To see how these improvements have increased productivity and output at the national level, we should examine evidence from the United States. The United States experienced significant growth in the twentieth century due to phenomenal changes in infrastructure, equipment, and technological improvements in physical capital and human capital. The population more than tripled in the twentieth century, from 76 million in 1900 to over 300 million in 2016. The human capital of modern workers is far higher today because the education and skills of workers have risen dramatically. In 1900, only about one-eighth of the U.S. population had completed high school and just one person in 40 had completed a four-year college degree. By 2010, more than 87% of Americans had a high school degree and over 29% had a four-year college degree as well. In 2014, 40% of working-age Americans had a four-year college degree. The average amount of physical capital per worker has grown dramatically. The technology available to modern workers is extraordinarily better than a century ago: cars, airplanes, electrical machinery, smartphones, computers, chemical and biological advances, materials science, health care—the list of technological advances could run on and on. More workers, higher skill levels, larger amounts of physical capital per worker, and amazingly better technology, and potential GDP for the U.S. economy has clearly increased a great deal since 1900.

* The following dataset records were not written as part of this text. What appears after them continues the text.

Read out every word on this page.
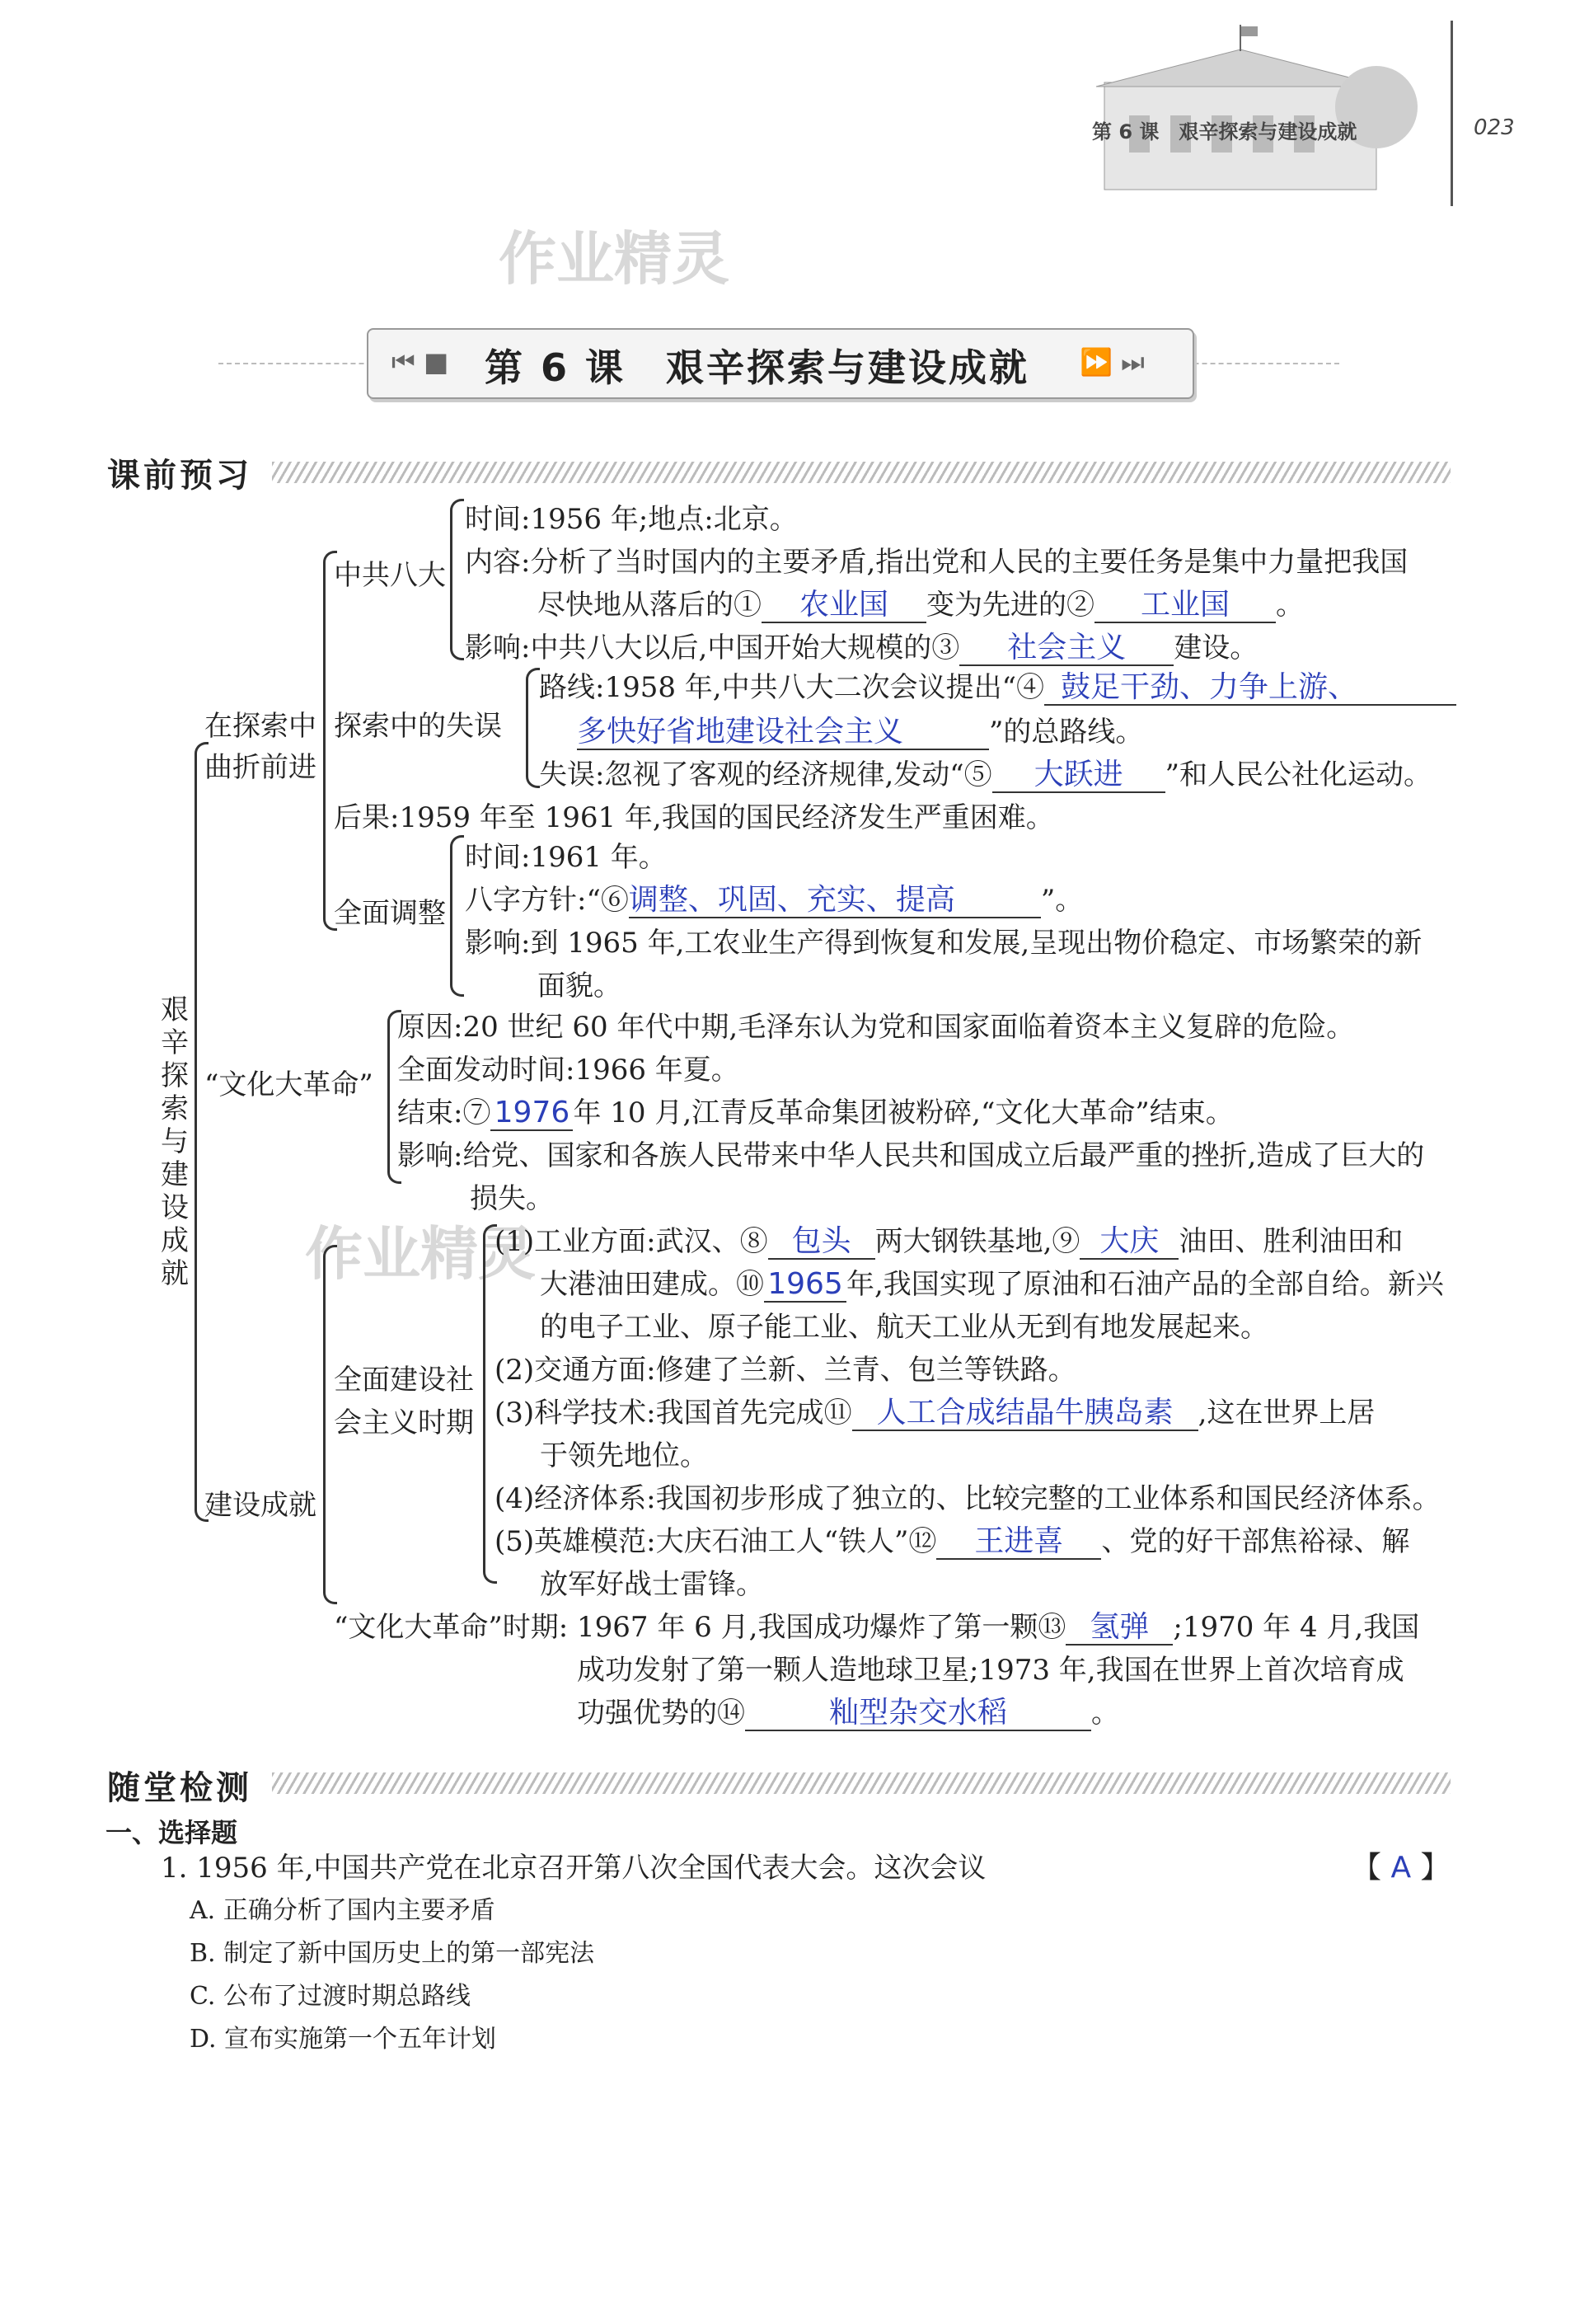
第 6 课　艰辛探索与建设成就	023
作业精灵
作业精灵
⏮ ■ 第 6 课　艰辛探索与建设成就 ⏩ ⏭
课前预习
艰辛探索与建设成就
在探索中曲折前进
中共八大
探索中的失误
全面调整
“文化大革命”
建设成就
全面建设社会主义时期
“文化大革命”时期:
时间:1956 年;地点:北京。
内容:分析了当时国内的主要矛盾,指出党和人民的主要任务是集中力量把我国
尽快地从落后的① 农业国 变为先进的② 工业国 。
影响:中共八大以后,中国开始大规模的③ 社会主义 建设。
路线:1958 年,中共八大二次会议提出“④ 鼓足干劲、力争上游、
多快好省地建设社会主义	”的总路线。
失误:忽视了客观的经济规律,发动“⑤ 大跃进 ”和人民公社化运动。
后果:1959 年至 1961 年,我国的国民经济发生严重困难。
时间:1961 年。
八字方针:“⑥调整、巩固、充实、提高	”。
影响:到 1965 年,工农业生产得到恢复和发展,呈现出物价稳定、市场繁荣的新
面貌。
原因:20 世纪 60 年代中期,毛泽东认为党和国家面临着资本主义复辟的危险。
全面发动时间:1966 年夏。
结束:⑦ 1976 年 10 月,江青反革命集团被粉碎,“文化大革命”结束。
影响:给党、国家和各族人民带来中华人民共和国成立后最严重的挫折,造成了巨大的
损失。
(1)工业方面:武汉、⑧ 包头 两大钢铁基地,⑨ 大庆 油田、胜利油田和
大港油田建成。⑩ 1965 年,我国实现了原油和石油产品的全部自给。新兴
的电子工业、原子能工业、航天工业从无到有地发展起来。
(2)交通方面:修建了兰新、兰青、包兰等铁路。
(3)科学技术:我国首先完成⑪ 人工合成结晶牛胰岛素 ,这在世界上居
于领先地位。
(4)经济体系:我国初步形成了独立的、比较完整的工业体系和国民经济体系。
(5)英雄模范:大庆石油工人“铁人”⑫ 王进喜 、党的好干部焦裕禄、解
放军好战士雷锋。
1967 年 6 月,我国成功爆炸了第一颗⑬ 氢弹 ;1970 年 4 月,我国
成功发射了第一颗人造地球卫星;1973 年,我国在世界上首次培育成
功强优势的⑭	籼型杂交水稻	。
随堂检测
一、选择题
1. 1956 年,中国共产党在北京召开第八次全国代表大会。这次会议	【 A 】
A. 正确分析了国内主要矛盾
B. 制定了新中国历史上的第一部宪法
C. 公布了过渡时期总路线
D. 宣布实施第一个五年计划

This growth has fallen below its potential GDP and, at times, has exceeded its potential. For example from 2008 to 2009, the U.S. economy tumbled into recession and remains below its potential. At other times, like in the late 1990s, the economy ran at potential GDP—or even slightly ahead. Figure shows the actual data for the increase in real GDP since 1960. The slightly smoother line shows the potential GDP since 1960 as estimated by the nonpartisan Congressional Budget Office. Most economic recessions and upswings are times when the economy is 1–3% below or above potential GDP in a given year. Clearly, short-run fluctuations around potential GDP do exist, but over the long run, the upward trend of potential GDP determines the size of the economy.

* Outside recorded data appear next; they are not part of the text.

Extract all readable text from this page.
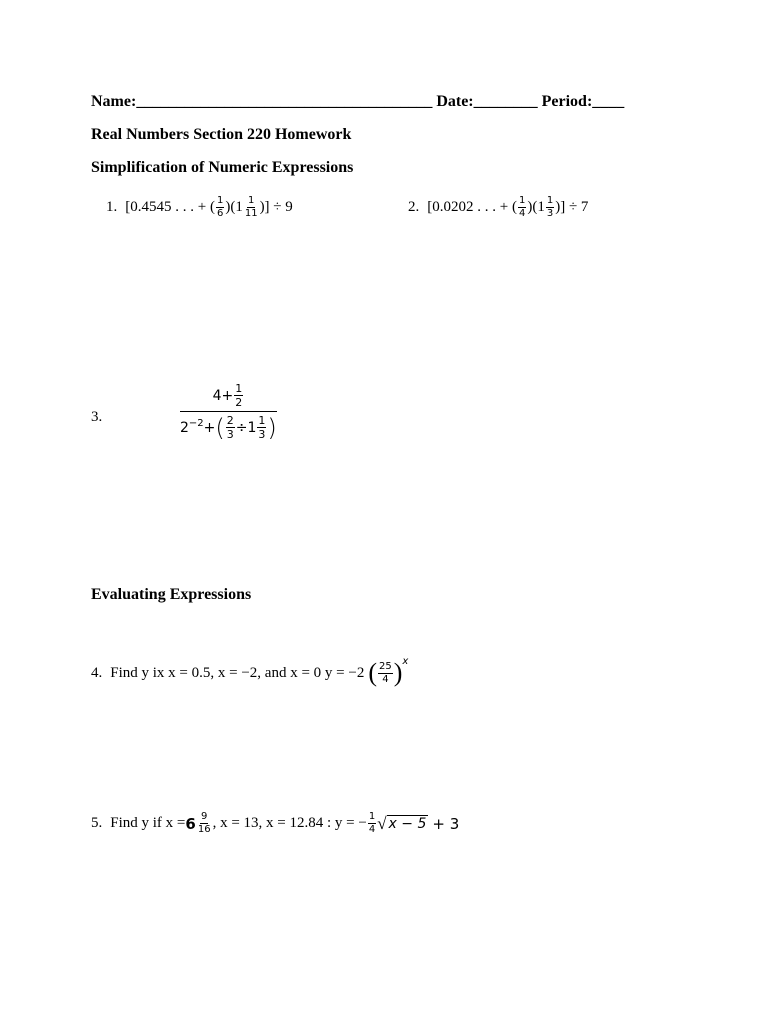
Name:_____________________________________ Date:________ Period:____
Real Numbers Section 220 Homework
Simplification of Numeric Expressions
1. [0.4545 . . . + ( $\frac{1}{6} )(1 \frac{1}{11}$ )] ÷ 9	2. [0.0202 . . . + ( $\frac{1}{4} )(1 \frac{1}{3}$ )] ÷ 7
3.	$\frac{4+ \frac{1}{2}}{2 -2 + ( \frac{2}{3} \div 1 \frac{1}{3} )}$
Evaluating Expressions
4. Find y ix x = 0.5, x = −2, and x = 0 y = −2 ( $\frac{25}{4}$ ) x
5. Find y if $x = 6 \frac{9}{16}$ , x = 13, x = 12.84 : y = − $\frac{1}{4}$ √ x − 5 + 3
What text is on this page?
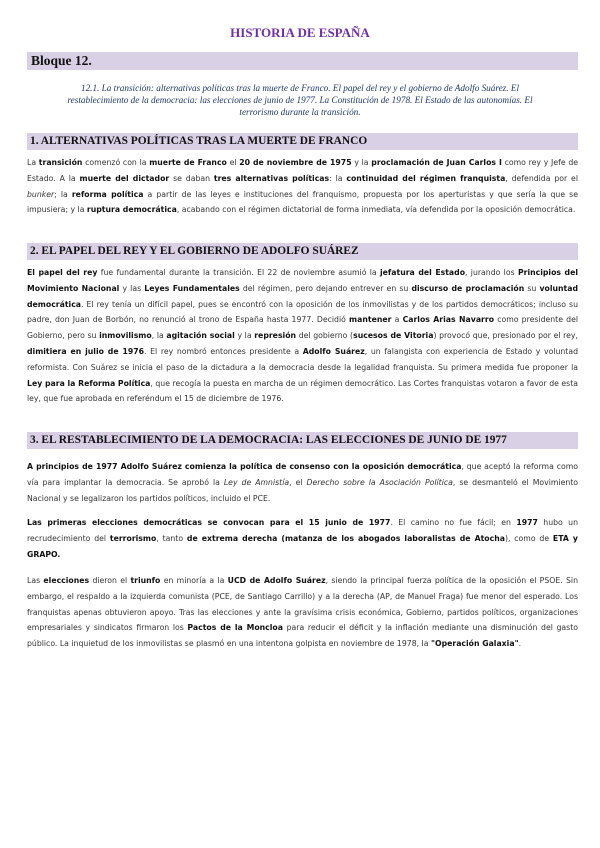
HISTORIA DE ESPAÑA
Bloque 12.
12.1. La transición: alternativas políticas tras la muerte de Franco. El papel del rey y el gobierno de Adolfo Suárez. El restablecimiento de la democracia: las elecciones de junio de 1977. La Constitución de 1978. El Estado de las autonomías. El terrorismo durante la transición.
1. ALTERNATIVAS POLÍTICAS TRAS LA MUERTE DE FRANCO
La transición comenzó con la muerte de Franco el 20 de noviembre de 1975 y la proclamación de Juan Carlos I como rey y Jefe de Estado. A la muerte del dictador se daban tres alternativas políticas: la continuidad del régimen franquista, defendida por el bunker; la reforma política a partir de las leyes e instituciones del franquismo, propuesta por los aperturistas y que sería la que se impusiera; y la ruptura democrática, acabando con el régimen dictatorial de forma inmediata, vía defendida por la oposición democrática.
2. EL PAPEL DEL REY Y EL GOBIERNO DE ADOLFO SUÁREZ
El papel del rey fue fundamental durante la transición. El 22 de noviembre asumió la jefatura del Estado, jurando los Principios del Movimiento Nacional y las Leyes Fundamentales del régimen, pero dejando entrever en su discurso de proclamación su voluntad democrática. El rey tenía un difícil papel, pues se encontró con la oposición de los inmovilistas y de los partidos democráticos; incluso su padre, don Juan de Borbón, no renunció al trono de España hasta 1977. Decidió mantener a Carlos Arias Navarro como presidente del Gobierno, pero su inmovilismo, la agitación social y la represión del gobierno (sucesos de Vitoria) provocó que, presionado por el rey, dimitiera en julio de 1976. El rey nombró entonces presidente a Adolfo Suárez, un falangista con experiencia de Estado y voluntad reformista. Con Suárez se inicia el paso de la dictadura a la democracia desde la legalidad franquista. Su primera medida fue proponer la Ley para la Reforma Política, que recogía la puesta en marcha de un régimen democrático. Las Cortes franquistas votaron a favor de esta ley, que fue aprobada en referéndum el 15 de diciembre de 1976.
3. EL RESTABLECIMIENTO DE LA DEMOCRACIA: LAS ELECCIONES DE JUNIO DE 1977
A principios de 1977 Adolfo Suárez comienza la política de consenso con la oposición democrática, que aceptó la reforma como vía para implantar la democracia. Se aprobó la Ley de Amnistía, el Derecho sobre la Asociación Política, se desmanteló el Movimiento Nacional y se legalizaron los partidos políticos, incluido el PCE.
Las primeras elecciones democráticas se convocan para el 15 junio de 1977. El camino no fue fácil; en 1977 hubo un recrudecimiento del terrorismo, tanto de extrema derecha (matanza de los abogados laboralistas de Atocha), como de ETA y GRAPO.
Las elecciones dieron el triunfo en minoría a la UCD de Adolfo Suárez, siendo la principal fuerza política de la oposición el PSOE. Sin embargo, el respaldo a la izquierda comunista (PCE, de Santiago Carrillo) y a la derecha (AP, de Manuel Fraga) fue menor del esperado. Los franquistas apenas obtuvieron apoyo. Tras las elecciones y ante la gravísima crisis económica, Gobierno, partidos políticos, organizaciones empresariales y sindicatos firmaron los Pactos de la Moncloa para reducir el déficit y la inflación mediante una disminución del gasto público. La inquietud de los inmovilistas se plasmó en una intentona golpista en noviembre de 1978, la "Operación Galaxia".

In the aggregate demand/aggregate supply model, we show potential GDP as a vertical line. Neoclassical economists who focus on potential GDP as the primary determinant of real GDP argue that the long-run aggregate supply curve is located at potential GDP—that is, we draw the long-run aggregate supply curve as a vertical line at the level of potential GDP, as Figure shows. A vertical LRAS curve means that the level of aggregate supply (or potential GDP) will determine the economy's real GDP, regardless of the level of aggregate demand. Over time, increases in the quantity and quality of physical capital, increases in human capital, and technological advancements shift potential GDP and the vertical LRAS curve gradually to the right. Economists often describe this gradual increase in an economy's potential GDP as a nation's long-term economic growth.